The setting, the land around, the events the character faces - they all function on a metaphorical level with the man himself. The subtle touches worked better than the heavy-handed ones. I preferred the calm reflections on blades of grass to the in-your-face comparison of the magical bear.
His emotional journey is also well done, with, for the most part, believable twists and turns. Sometimes they are almost too literary and jump to far at the expense of a consistent personality, but he's grieving and pained, so it works.
Isa was a bit less successful - for the most part I found her annoying and flat, and not just because she cheated. It was like she was an arch-type, just there to fill the role.
On the downside, the storygame is very linear.
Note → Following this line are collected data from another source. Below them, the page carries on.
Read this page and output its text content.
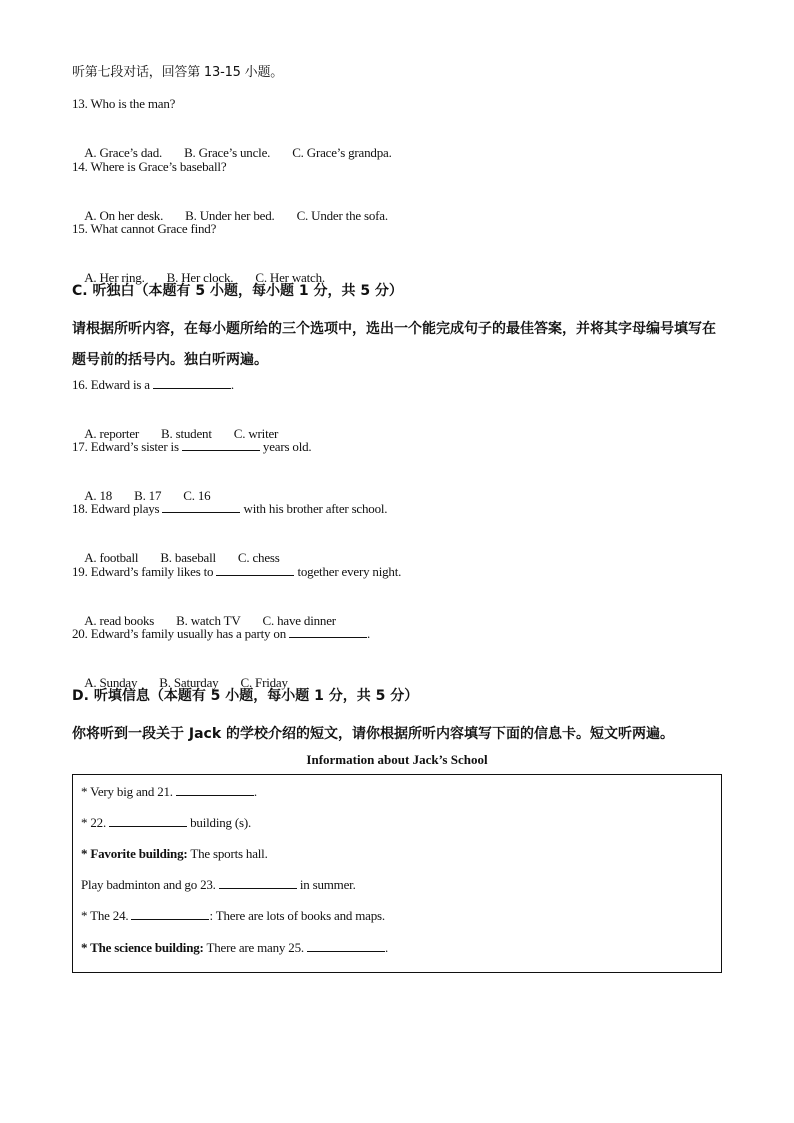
听第七段对话，回答第 13-15 小题。
13. Who is the man?

A. Grace’s dad. B. Grace’s uncle. C. Grace’s grandpa.

14. Where is Grace’s baseball?

A. On her desk. B. Under her bed. C. Under the sofa.

15. What cannot Grace find?

A. Her ring. B. Her clock. C. Her watch.

C. 听独白（本题有 5 小题，每小题 1 分，共 5 分）
请根据所听内容，在每小题所给的三个选项中，选出一个能完成句子的最佳答案，并将其字母编号填写在题号前的括号内。独白听两遍。
16. Edward is a	.

A. reporter B. student C. writer

17. Edward’s sister is	years old.

A. 18 B. 17 C. 16

18. Edward plays	with his brother after school.

A. football B. baseball C. chess

19. Edward’s family likes to	together every night.

A. read books B. watch TV C. have dinner

20. Edward’s family usually has a party on	.

A. Sunday B. Saturday C. Friday

D. 听填信息（本题有 5 小题，每小题 1 分，共 5 分）
你将听到一段关于 Jack 的学校介绍的短文，请你根据所听内容填写下面的信息卡。短文听两遍。
Information about Jack’s School
* Very big and 21.	.
* 22.	building (s).
* Favorite building: The sports hall.
Play badminton and go 23.	in summer.
* The 24.	: There are lots of books and maps.
* The science building: There are many 25.	.
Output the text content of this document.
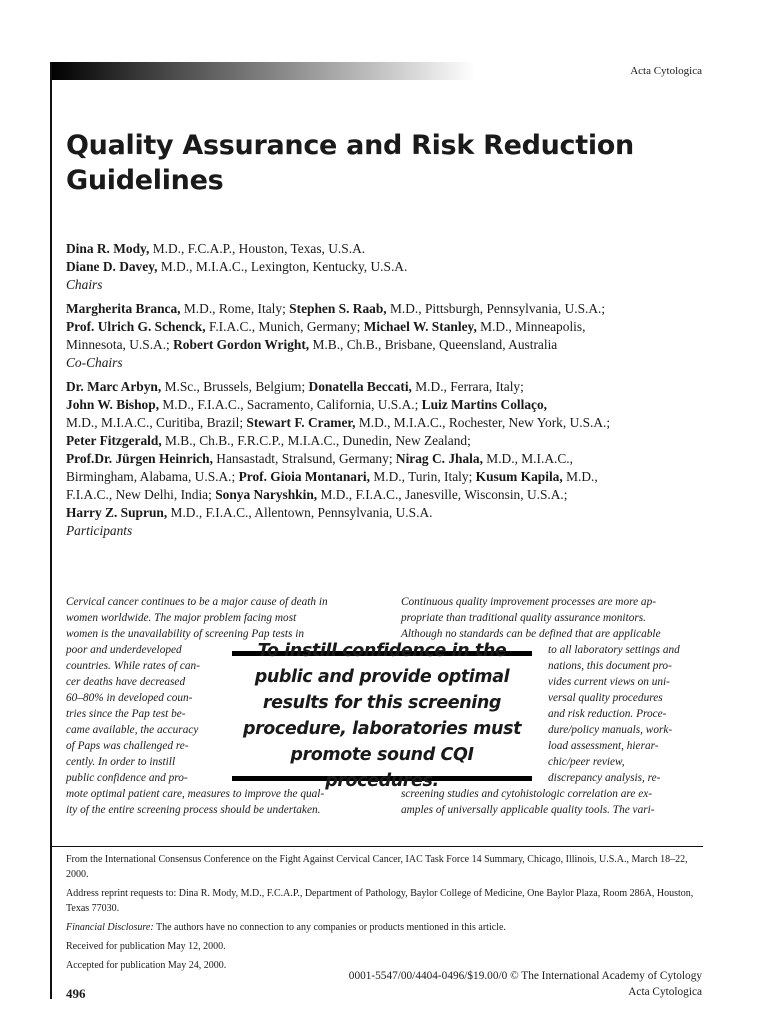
Acta Cytologica
Quality Assurance and Risk Reduction Guidelines
Dina R. Mody, M.D., F.C.A.P., Houston, Texas, U.S.A.
Diane D. Davey, M.D., M.I.A.C., Lexington, Kentucky, U.S.A.
Chairs
Margherita Branca, M.D., Rome, Italy; Stephen S. Raab, M.D., Pittsburgh, Pennsylvania, U.S.A.;
Prof. Ulrich G. Schenck, F.I.A.C., Munich, Germany; Michael W. Stanley, M.D., Minneapolis,
Minnesota, U.S.A.; Robert Gordon Wright, M.B., Ch.B., Brisbane, Queensland, Australia
Co-Chairs
Dr. Marc Arbyn, M.Sc., Brussels, Belgium; Donatella Beccati, M.D., Ferrara, Italy;
John W. Bishop, M.D., F.I.A.C., Sacramento, California, U.S.A.; Luiz Martins Collaço,
M.D., M.I.A.C., Curitiba, Brazil; Stewart F. Cramer, M.D., M.I.A.C., Rochester, New York, U.S.A.;
Peter Fitzgerald, M.B., Ch.B., F.R.C.P., M.I.A.C., Dunedin, New Zealand;
Prof.Dr. Jürgen Heinrich, Hansastadt, Stralsund, Germany; Nirag C. Jhala, M.D., M.I.A.C.,
Birmingham, Alabama, U.S.A.; Prof. Gioia Montanari, M.D., Turin, Italy; Kusum Kapila, M.D.,
F.I.A.C., New Delhi, India; Sonya Naryshkin, M.D., F.I.A.C., Janesville, Wisconsin, U.S.A.;
Harry Z. Suprun, M.D., F.I.A.C., Allentown, Pennsylvania, U.S.A.
Participants

Cervical cancer continues to be a major cause of death in

women worldwide. The major problem facing most

women is the unavailability of screening Pap tests in

poor and underdeveloped

countries. While rates of can-

cer deaths have decreased

60–80% in developed coun-

tries since the Pap test be-

came available, the accuracy

of Paps was challenged re-

cently. In order to instill

public confidence and pro-

mote optimal patient care, measures to improve the qual-

ity of the entire screening process should be undertaken.

Continuous quality improvement processes are more ap-

propriate than traditional quality assurance monitors.

Although no standards can be defined that are applicable

to all laboratory settings and

nations, this document pro-

vides current views on uni-

versal quality procedures

and risk reduction. Proce-

dure/policy manuals, work-

load assessment, hierar-

chic/peer review,

discrepancy analysis, re-

screening studies and cytohistologic correlation are ex-

amples of universally applicable quality tools. The vari-

To instill confidence in the public and provide optimal results for this screening procedure, laboratories must promote sound CQI procedures.
From the International Consensus Conference on the Fight Against Cervical Cancer, IAC Task Force 14 Summary, Chicago, Illinois, U.S.A., March 18–22, 2000.
Address reprint requests to: Dina R. Mody, M.D., F.C.A.P., Department of Pathology, Baylor College of Medicine, One Baylor Plaza, Room 286A, Houston, Texas 77030.
Financial Disclosure: The authors have no connection to any companies or products mentioned in this article.
Received for publication May 12, 2000.
Accepted for publication May 24, 2000.
0001-5547/00/4404-0496/$19.00/0 © The International Academy of Cytology
496	Acta Cytologica
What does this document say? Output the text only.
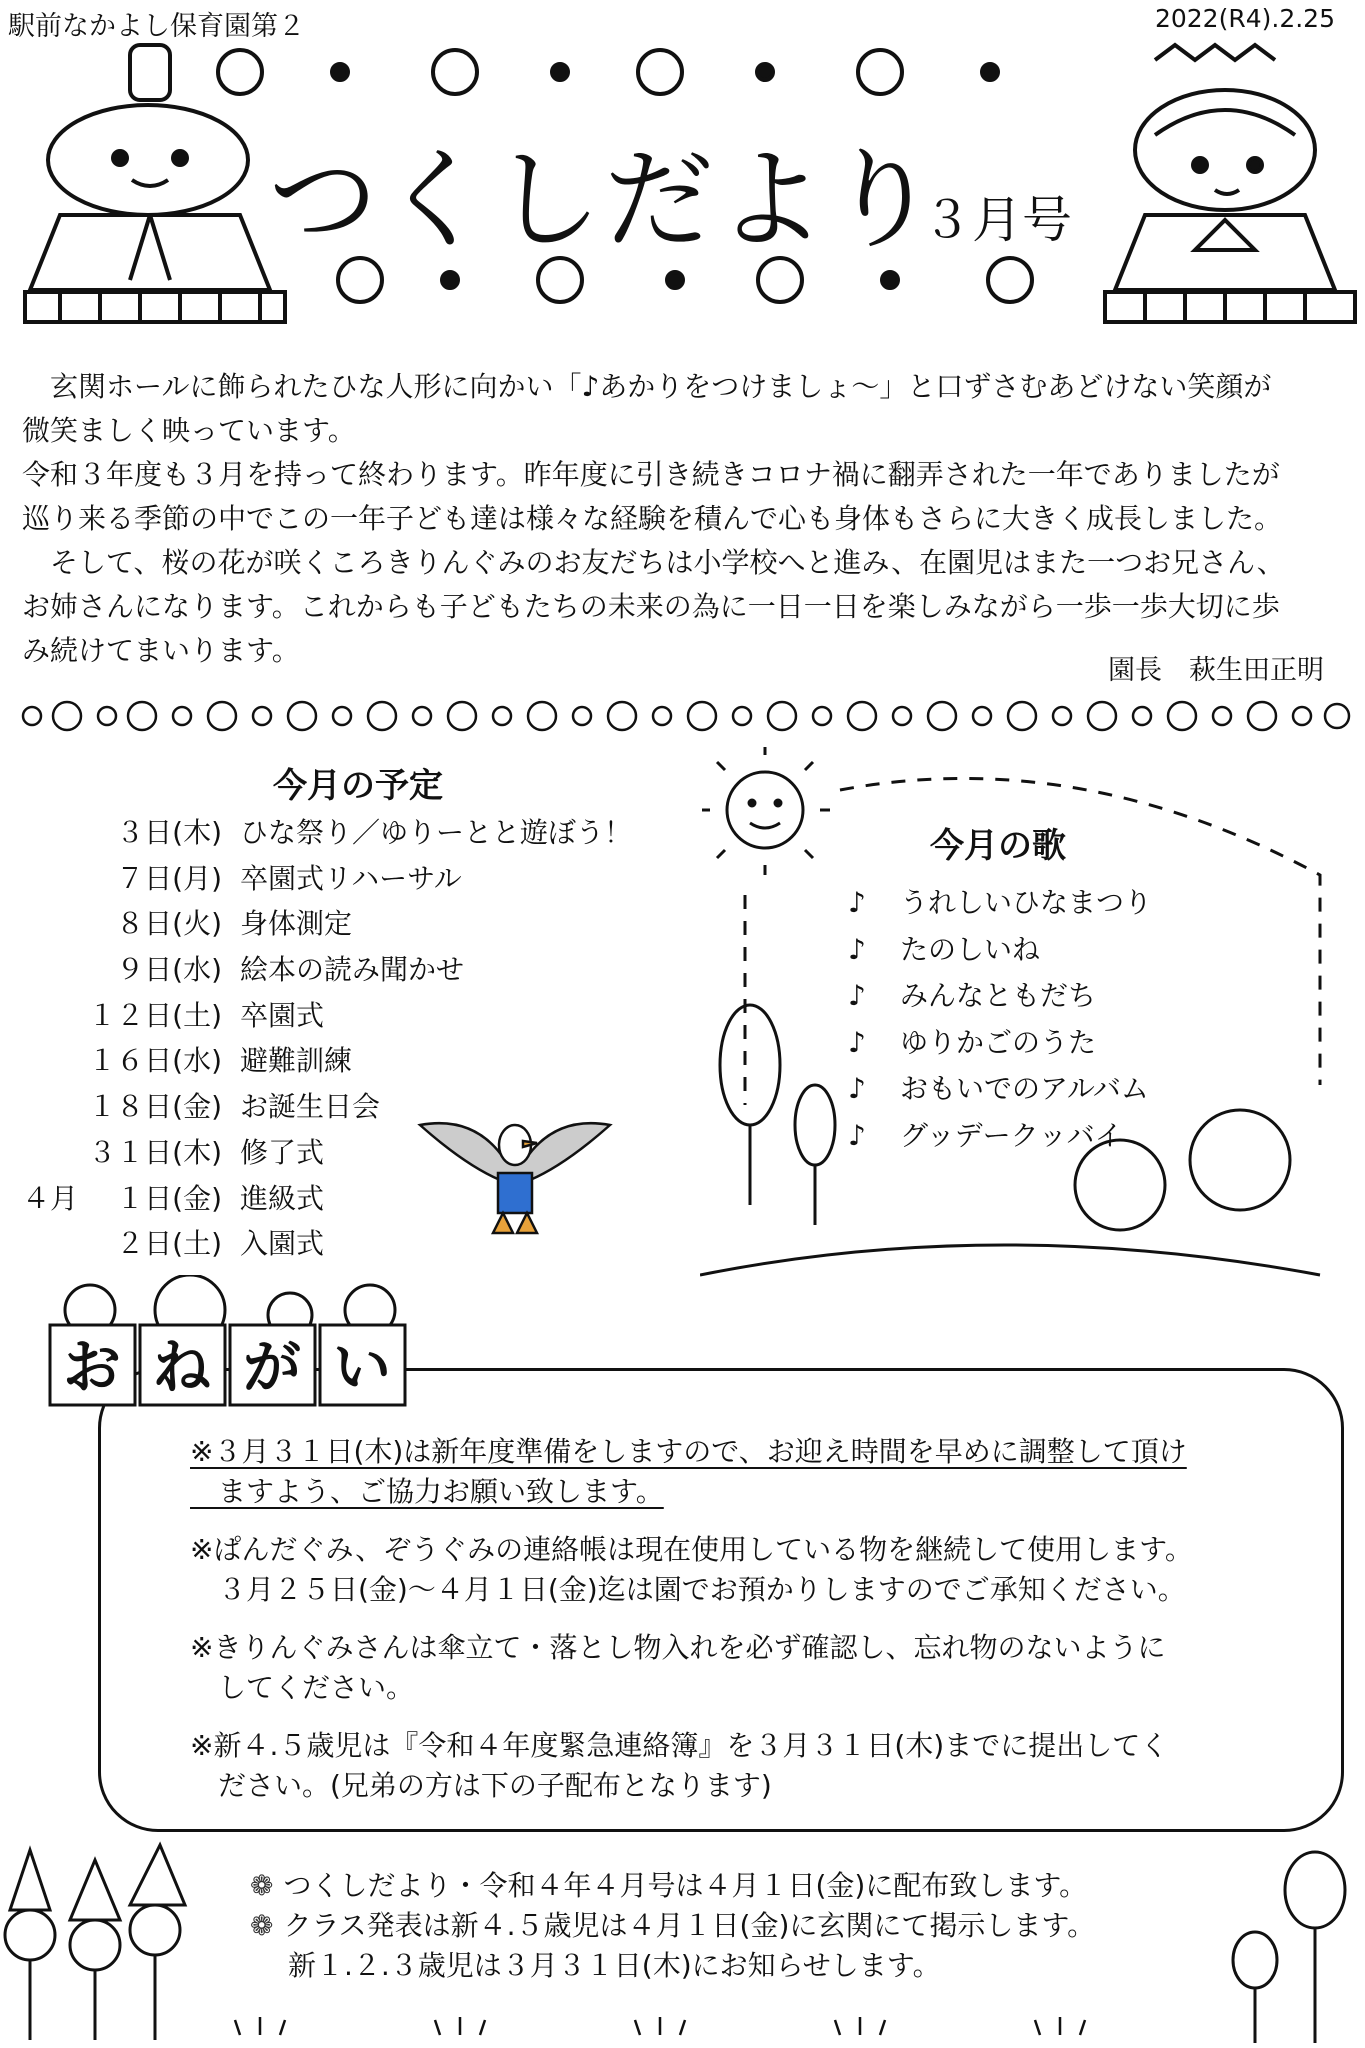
駅前なかよし保育園第２	2022(R4).2.25
つくしだより
３月号

　玄関ホールに飾られたひな人形に向かい「♪あかりをつけましょ～」と口ずさむあどけない笑顔が

微笑ましく映っています。

令和３年度も３月を持って終わります。昨年度に引き続きコロナ禍に翻弄された一年でありましたが

巡り来る季節の中でこの一年子ども達は様々な経験を積んで心も身体もさらに大きく成長しました。

　そして、桜の花が咲くころきりんぐみのお友だちは小学校へと進み、在園児はまた一つお兄さん、

お姉さんになります。これからも子どもたちの未来の為に一日一日を楽しみながら一歩一歩大切に歩

み続けてまいります。

園長　萩生田正明
今月の予定
３日(木) ひな祭り／ゆりーとと遊ぼう！
７日(月) 卒園式リハーサル
８日(火) 身体測定
９日(水) 絵本の読み聞かせ
１２日(土) 卒園式
１６日(水) 避難訓練
１８日(金) お誕生日会
３１日(木) 修了式
４月	１日(金) 進級式
２日(土) 入園式
今月の歌
♪ うれしいひなまつり
♪ たのしいね
♪ みんなともだち
♪ ゆりかごのうた
♪ おもいでのアルバム
♪ グッデークッバイ
お ね が い
※３月３１日(木)は新年度準備をしますので、お迎え時間を早めに調整して頂け
　ますよう、ご協力お願い致します。
※ぱんだぐみ、ぞうぐみの連絡帳は現在使用している物を継続して使用します。
　３月２５日(金)～４月１日(金)迄は園でお預かりしますのでご承知ください。
※きりんぐみさんは傘立て・落とし物入れを必ず確認し、忘れ物のないように
　してください。
※新４.５歳児は『令和４年度緊急連絡簿』を３月３１日(木)までに提出してく
　ださい。(兄弟の方は下の子配布となります)
❁ つくしだより・令和４年４月号は４月１日(金)に配布致します。
❁ クラス発表は新４.５歳児は４月１日(金)に玄関にて掲示します。
新１.２.３歳児は３月３１日(木)にお知らせします。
It was pages before a choice came, even when the man was making significant in-game decisions. He went through a couple stages of grief before the first choice was even made. One time during the bear fight, a branch quickly reconnected back, making it more of a side-trip for some history rather than a choice with agency. That could be done in a game with more branching, but in a fairly linear game like this it felt kind of meaningless. And, sometimes, where it seemed there should have been an important choice (such as to reconcile with your wife, or not, the game chose for me with something quite over the top.
Overall, it read a bit more like part of a novel than a game. But it was a novel I liked, with good character dynamics between the two main men, and great description that made the land seem like a character in its own right.